Initially at least, Obama appeared to chart a different course, taking a tough stance on Israeli settlement construction, insisting on the primacy of the 1967 border as the basis for negotiations, and even hinting at a possible policy shift toward Gaza. When faced with resistance from Israeli leaders and their allies in Congress, however, the administration backed down and focused its energies instead on the path of least resistance: a resumption of bilateral negotiations. For example, after initially demanding a comprehensive Israeli settlement freeze, Obama later settled for a temporary “moratorium” that excluded settlement in east Jerusalem and other forms of settlement expansion. In contrast with its passive response to Israeli settlements, the administration devoted considerable time and resources to defeating Abbas’ bids to seek recognition of a Palestinian state at the United Nations in 2011 and 2012. In addition to boosting his leadership’s own sagging domestic legitimacy and reaffirming a two-state solution, the largely symbolic U.N. bids would have given him some badly needed leverage in the diplomatic process.

By Obama’s second term, the peace process—as a means either of managing or resolving the conflict—existed only in name. Under Prime Minister Salam Fayyad, an internationally acclaimed state-building project in the West Bank succeeded in scaling back corruption, restoring basic law and order, and dramatically reducing attacks on Israelis. But still, Fayyad’s reforms failed to generate movement toward Palestinian statehood or an end to the occupation. The collapse of negotiations headed by Secretary of State John Kerry in 2014, followed by another Gaza war and renewed violence in east Jerusalem, only underscored the inability of peace process either to resolve the conflict or even to manage it. Despite its own warning that “the window for a two-state solution is shutting,” the Obama administration again opted for a minimalist approach, allowing an anti-settlements resolution to pass the Security Council while approving an unprecedented $38 billion military aid package to Israel.

The inertia of the Obama years left an opening for the new Trump administration, which, despite Trump’s musings about reaching the “ultimate deal,” has been far less committed to a two-state solution than any of its predecessors. While past U.S. presidents had spent years trying to fit the proverbial square peg in the round hole, Trump’s approach appears to be aimed at convincing us that the square is actually a circle.

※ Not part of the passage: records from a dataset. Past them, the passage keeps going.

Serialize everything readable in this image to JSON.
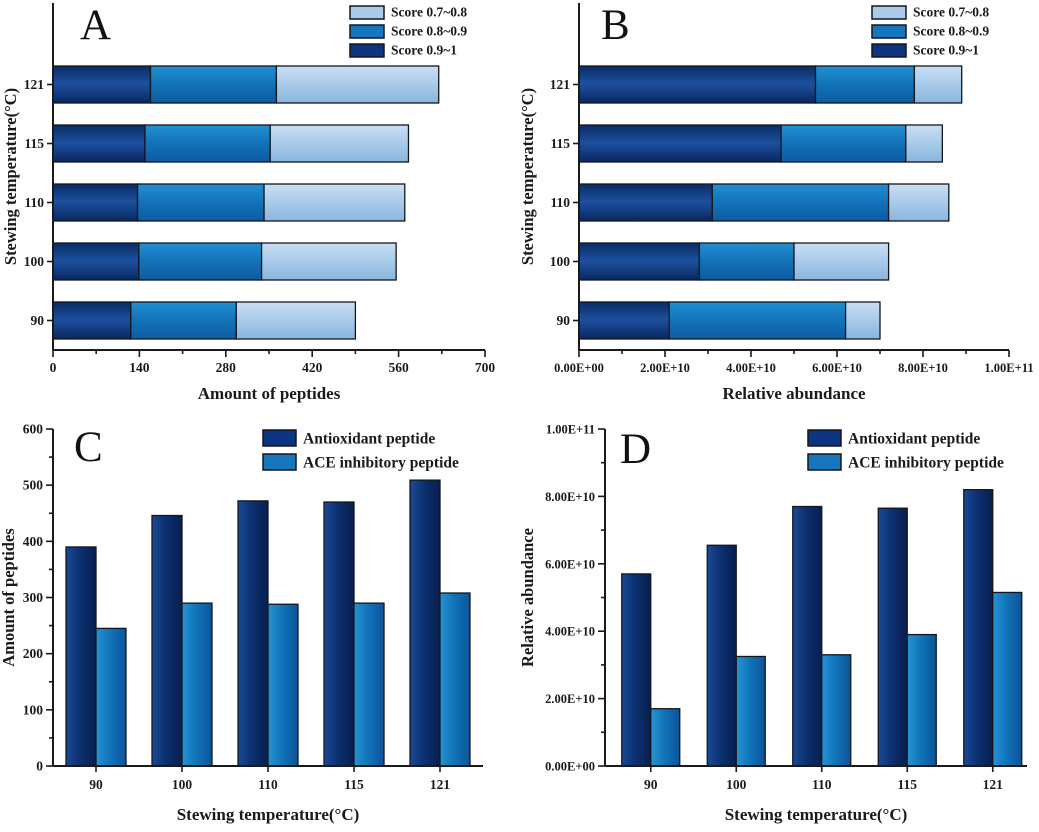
{
  "figure": {
    "description": "Four-panel bar chart figure of peptide amount and relative abundance at different stewing temperatures"
  },
  "colors": {
    "dark": "#0e3380",
    "mid": "#1777be",
    "light": "#a9cbe9",
    "outline": "#14171c",
    "axis": "#1a1a1a",
    "text": "#1a1a1a",
    "background": "#ffffff"
  },
  "chart_data": [
    {
      "id": "A",
      "panel_label": "A",
      "type": "bar",
      "orientation": "horizontal",
      "stacked": true,
      "categories": [
        "90",
        "100",
        "110",
        "115",
        "121"
      ],
      "series": [
        {
          "name": "Score 0.9~1",
          "color": "dark",
          "values": [
            126,
            139,
            137,
            149,
            158
          ]
        },
        {
          "name": "Score 0.8~0.9",
          "color": "mid",
          "values": [
            171,
            199,
            205,
            203,
            204
          ]
        },
        {
          "name": "Score 0.7~0.8",
          "color": "light",
          "values": [
            193,
            218,
            228,
            224,
            263
          ]
        }
      ],
      "stack_totals": [
        490,
        556,
        570,
        576,
        625
      ],
      "legend": [
        {
          "label": "Score 0.7~0.8",
          "color": "light"
        },
        {
          "label": "Score 0.8~0.9",
          "color": "mid"
        },
        {
          "label": "Score 0.9~1",
          "color": "dark"
        }
      ],
      "xlabel": "Amount of peptides",
      "ylabel": "Stewing temperature(°C)",
      "xlim": [
        0,
        700
      ],
      "ticks": [
        {
          "v": 0,
          "label": "0"
        },
        {
          "v": 140,
          "label": "140"
        },
        {
          "v": 280,
          "label": "280"
        },
        {
          "v": 420,
          "label": "420"
        },
        {
          "v": 560,
          "label": "560"
        },
        {
          "v": 700,
          "label": "700"
        }
      ],
      "minor_tick_step": 70,
      "grid": false,
      "legend_position": "top-right"
    },
    {
      "id": "B",
      "panel_label": "B",
      "type": "bar",
      "orientation": "horizontal",
      "stacked": true,
      "categories": [
        "90",
        "100",
        "110",
        "115",
        "121"
      ],
      "series": [
        {
          "name": "Score 0.9~1",
          "color": "dark",
          "values": [
            21000000000.0,
            28000000000.0,
            31000000000.0,
            47000000000.0,
            55000000000.0
          ]
        },
        {
          "name": "Score 0.8~0.9",
          "color": "mid",
          "values": [
            41000000000.0,
            22000000000.0,
            41000000000.0,
            29000000000.0,
            23000000000.0
          ]
        },
        {
          "name": "Score 0.7~0.8",
          "color": "light",
          "values": [
            8000000000.0,
            22000000000.0,
            14000000000.0,
            8500000000.0,
            11000000000.0
          ]
        }
      ],
      "stack_totals": [
        70000000000.0,
        72000000000.0,
        86000000000.0,
        84500000000.0,
        89000000000.0
      ],
      "legend": [
        {
          "label": "Score 0.7~0.8",
          "color": "light"
        },
        {
          "label": "Score 0.8~0.9",
          "color": "mid"
        },
        {
          "label": "Score 0.9~1",
          "color": "dark"
        }
      ],
      "xlabel": "Relative abundance",
      "ylabel": "Stewing temperature(°C)",
      "xlim": [
        0,
        100000000000.0
      ],
      "ticks": [
        {
          "v": 0,
          "label": "0.00E+00"
        },
        {
          "v": 20000000000.0,
          "label": "2.00E+10"
        },
        {
          "v": 40000000000.0,
          "label": "4.00E+10"
        },
        {
          "v": 60000000000.0,
          "label": "6.00E+10"
        },
        {
          "v": 80000000000.0,
          "label": "8.00E+10"
        },
        {
          "v": 100000000000.0,
          "label": "1.00E+11"
        }
      ],
      "minor_tick_step": 10000000000.0,
      "grid": false,
      "legend_position": "top-right"
    },
    {
      "id": "C",
      "panel_label": "C",
      "type": "bar",
      "orientation": "vertical",
      "stacked": false,
      "categories": [
        "90",
        "100",
        "110",
        "115",
        "121"
      ],
      "series": [
        {
          "name": "Antioxidant peptide",
          "color": "dark",
          "values": [
            390,
            446,
            472,
            470,
            509
          ]
        },
        {
          "name": "ACE inhibitory peptide",
          "color": "mid",
          "values": [
            245,
            290,
            288,
            290,
            308
          ]
        }
      ],
      "legend": [
        {
          "label": "Antioxidant peptide",
          "color": "dark"
        },
        {
          "label": "ACE inhibitory peptide",
          "color": "mid"
        }
      ],
      "xlabel": "Stewing temperature(°C)",
      "ylabel": "Amount of peptides",
      "ylim": [
        0,
        600
      ],
      "ticks": [
        {
          "v": 0,
          "label": "0"
        },
        {
          "v": 100,
          "label": "100"
        },
        {
          "v": 200,
          "label": "200"
        },
        {
          "v": 300,
          "label": "300"
        },
        {
          "v": 400,
          "label": "400"
        },
        {
          "v": 500,
          "label": "500"
        },
        {
          "v": 600,
          "label": "600"
        }
      ],
      "minor_tick_step": 50,
      "grid": false,
      "legend_position": "top-right"
    },
    {
      "id": "D",
      "panel_label": "D",
      "type": "bar",
      "orientation": "vertical",
      "stacked": false,
      "categories": [
        "90",
        "100",
        "110",
        "115",
        "121"
      ],
      "series": [
        {
          "name": "Antioxidant peptide",
          "color": "dark",
          "values": [
            57000000000.0,
            65500000000.0,
            77000000000.0,
            76500000000.0,
            82000000000.0
          ]
        },
        {
          "name": "ACE inhibitory peptide",
          "color": "mid",
          "values": [
            17000000000.0,
            32500000000.0,
            33000000000.0,
            39000000000.0,
            51500000000.0
          ]
        }
      ],
      "legend": [
        {
          "label": "Antioxidant peptide",
          "color": "dark"
        },
        {
          "label": "ACE inhibitory peptide",
          "color": "mid"
        }
      ],
      "xlabel": "Stewing temperature(°C)",
      "ylabel": "Relative abundance",
      "ylim": [
        0,
        100000000000.0
      ],
      "ticks": [
        {
          "v": 0,
          "label": "0.00E+00"
        },
        {
          "v": 20000000000.0,
          "label": "2.00E+10"
        },
        {
          "v": 40000000000.0,
          "label": "4.00E+10"
        },
        {
          "v": 60000000000.0,
          "label": "6.00E+10"
        },
        {
          "v": 80000000000.0,
          "label": "8.00E+10"
        },
        {
          "v": 100000000000.0,
          "label": "1.00E+11"
        }
      ],
      "minor_tick_step": 10000000000.0,
      "grid": false,
      "legend_position": "top-right"
    }
  ]
}
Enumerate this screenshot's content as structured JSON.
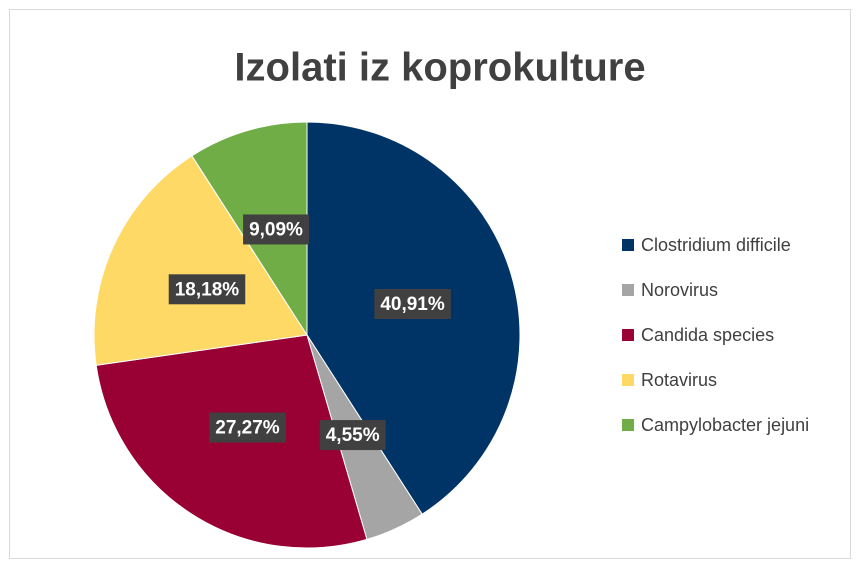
{
  "chart_data": {
    "type": "pie",
    "title": "Izolati iz koprokulture",
    "categories": [
      "Clostridium difficile",
      "Norovirus",
      "Candida species",
      "Rotavirus",
      "Campylobacter jejuni"
    ],
    "values": [
      40.91,
      4.55,
      27.27,
      18.18,
      9.09
    ],
    "value_labels": [
      "40,91%",
      "4,55%",
      "27,27%",
      "18,18%",
      "9,09%"
    ],
    "colors": [
      "#003366",
      "#a5a5a5",
      "#990033",
      "#ffd966",
      "#70ad47"
    ],
    "legend": "right"
  }
}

In addition to abandoning the goal of a sovereign Palestinian state, Trump also seems determined to do away with the “land for peace” formula on which the peace process has been based for more than a half-century, as demonstrated most recently by his decision to recognize Israeli sovereignty over the Golan Heights. Indeed, the administration’s rhetoric, including scrubbing the term occupied territories from its official lexicon, suggests that it is prepared to countenance permanent Israeli control over the nearly 5 million Palestinians of the West Bank and Gaza Strip. The idea of Israel maintaining indefinite control over millions of stateless Palestinians while denying them basic civil and political rights would be morally and politically untenable, however. Without the prospect of an independent state of their own, Palestinians will have no choice but to demand equal rights in an Israeli state—forcing Israel to choose between its democratic and Jewish characters.

Despite the damage done by the Trump administration, it is equally clear that there is no going back to the failed policies of the previous 26 years. While the end of the Oslo era leaves an uneasy political and diplomatic vacuum that is unlikely to be filled anytime soon, it also offers an opportunity to rethink old assumptions. Any future diplomatic process, whether it centers on two states, one state, or hybrid models like confederation, must ensure the right to self-determination and dignity of all people between the Jordan River and the Mediterranean Sea as well as uphold basic norms of human rights and mutual accountability.

If the U.S. is going to play a constructive role in reaching such a solution, there will need to be a fundamental shift in the political conversation in Washington, from one focused exclusively on Israeli claims and needs to one that also prioritizes Palestinian experiences, grievances, and rights.